Sábado 28 de Octubre de 2023
El sueño del seleccionado argentino, Los Pumas, de jugar los siete partidos de la RWC se cumplió, aunque no pudieron terminar con una medalla colgada del cuello. Siempre que tocó la pelota, el wing Mateo Carreras generó problemas para sus rivales. Confirmó el dicho de que el tamaño no es todo y en un deporte en que el físico es fundamental, su metro 73 y 84 kilogramos no fueron un impedimento para superar a rivales más grandes.
Argentina, después de un comienzo desalentador frente a Inglaterra en la primera fecha, se fue recomponiendo y se quedó hasta el final del torneo. Su sueño era jugar la final, pero se encontraron con los All Blacks en el camino. El rugby argentino sigue dando que hablar y una vez más, como en las RWC de 2007 y 2015, volvió a ganarse su lugar entre los cuatro mejores equipos del mundo.
"También es muy triste por el grupo, porque no sabemos si se va a volver a repetir. Por cómo entrenamos en el Mundial, tengo la perspectiva de que este grupo está para más y queda el sabor amargo del cuarto puesto", analizó Mateo Carreras. El back tucumano comentó que "nos faltó ser constantes, tuvimos muy buenos momentos y errores, no sé si de desconcentración, pero sí no forzados. Si vos me preguntabas antes de arrancar el partido, confiaba al 100% en los 33 de este grupo. Es frustrante reintentar, saber que estás mejor, saber que le ganas en territorio, saber que le ganas en el contacto y por una caída de pelota o un error volver para atrás, por ese te queda ese gusto amargo y es frustrante".
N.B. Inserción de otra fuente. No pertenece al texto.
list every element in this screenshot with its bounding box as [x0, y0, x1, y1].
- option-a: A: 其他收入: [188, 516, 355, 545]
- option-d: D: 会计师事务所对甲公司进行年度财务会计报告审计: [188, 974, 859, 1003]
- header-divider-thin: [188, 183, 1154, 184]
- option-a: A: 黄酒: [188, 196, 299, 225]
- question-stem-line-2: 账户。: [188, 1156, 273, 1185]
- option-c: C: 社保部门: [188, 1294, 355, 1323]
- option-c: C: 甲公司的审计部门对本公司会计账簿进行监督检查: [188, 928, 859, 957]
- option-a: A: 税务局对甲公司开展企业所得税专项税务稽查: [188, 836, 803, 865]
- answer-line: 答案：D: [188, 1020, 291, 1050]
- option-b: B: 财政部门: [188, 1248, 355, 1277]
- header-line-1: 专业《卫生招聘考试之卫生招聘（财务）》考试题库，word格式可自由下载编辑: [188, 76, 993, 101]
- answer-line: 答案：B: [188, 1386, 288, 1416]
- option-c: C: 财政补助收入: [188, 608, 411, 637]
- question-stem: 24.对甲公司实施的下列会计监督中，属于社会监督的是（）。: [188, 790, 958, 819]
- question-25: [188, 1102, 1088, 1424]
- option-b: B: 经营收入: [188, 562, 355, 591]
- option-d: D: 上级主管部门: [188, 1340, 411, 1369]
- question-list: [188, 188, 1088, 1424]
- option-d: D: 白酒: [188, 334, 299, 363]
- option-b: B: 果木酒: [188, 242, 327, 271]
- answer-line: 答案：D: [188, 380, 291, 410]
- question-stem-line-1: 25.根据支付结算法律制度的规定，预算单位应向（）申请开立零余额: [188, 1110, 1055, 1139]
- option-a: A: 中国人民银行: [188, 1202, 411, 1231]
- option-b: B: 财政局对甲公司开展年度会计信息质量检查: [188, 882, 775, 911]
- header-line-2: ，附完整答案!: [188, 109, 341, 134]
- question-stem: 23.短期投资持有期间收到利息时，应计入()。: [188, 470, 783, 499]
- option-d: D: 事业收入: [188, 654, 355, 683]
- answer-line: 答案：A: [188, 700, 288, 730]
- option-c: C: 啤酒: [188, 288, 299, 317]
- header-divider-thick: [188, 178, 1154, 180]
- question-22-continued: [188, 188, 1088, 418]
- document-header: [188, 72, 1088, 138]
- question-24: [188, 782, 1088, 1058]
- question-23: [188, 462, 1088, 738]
El back de la escuadra nacional aseguró que "si nos tocaba jugar esos 20 minutos (tiempo extra) creo que estábamos nuevos. Acá las decisiones las toma el capitán y todos lo hacemos, si dicen palos, alcanzamos la pelota para los palos y si dicen line, vamos a ganar el line. Yo estoy seguro de que si íbamos a 20 minutos más, lo ganábamos porque el equipo estaba nuevo". En el mismo sentido consignó que "ahora te puedo decir que en el vestuario estamos todos óptimos y creo que eso es parte gracias al staff, un trabajo que no se ve tanto, en la parte física y como hemos trabajado. Es gracias a ellos que estamos tan bien".
Un emblema del rugby argentino
Con su actuación ante Inglaterra, y en la que fue su última actuación en la Copa del Mundo, Agustín Creevy quedó entre los cuatro jugadores que más cantidad de tests ha disputado en la historia en el torneo. El ranking histórico de actuaciones mundialistas es liderado por el neozelandés Samuel Whitelock con 25 tests, y ahora Creevy se unió al trío de escoltas, que conforman el inglés Jason Leonard y el neozelandés Richie McCaw (ambos ya retirados), con 22 actuaciones.
“Orgullo de este equipo. Vivimos los últimos 5 meses juntos en donde no hubo ni un pero. Fue increíble cómo se vivió y como se entrenó. Lo disfruté mucho. No se merecen las cosas, las cosas pasan. El grupo tiene muchísimo futuro. Tiene chicos líderes. Tenemos buen equipo para rato”, expresó el platense Agustín Crevy.
En el mismo sentido consignó que "obviamente hay cosas para corregir pero el equipo terminó siempre con la vara alta y tratando de dejar a Los Pumas en lo más alto. No hay nada que reprocharse”.
El hooker del combinado nacional manifestó que "el primer partido nos costó mucho. Nos traicionaron los nervios. No fue el juego que queríamos mostrar. De a poco hubo mejorías, hasta en el partido con los All Blacks. Hoy podría haber sido para cualquiera".
No hay retiro todavía para el excapitán. El hombre que sigue rompiendo récords. "La idea de firmar con Sale es para jugar en Los Pumas y seguir en un nivel alto. Podría haber firmado en un club más tranquilo pero quiero seguir en competencia. No me voy a retirar de Los Pumas. Me queda un año de carrera en Inglaterra, espero ser convocado”.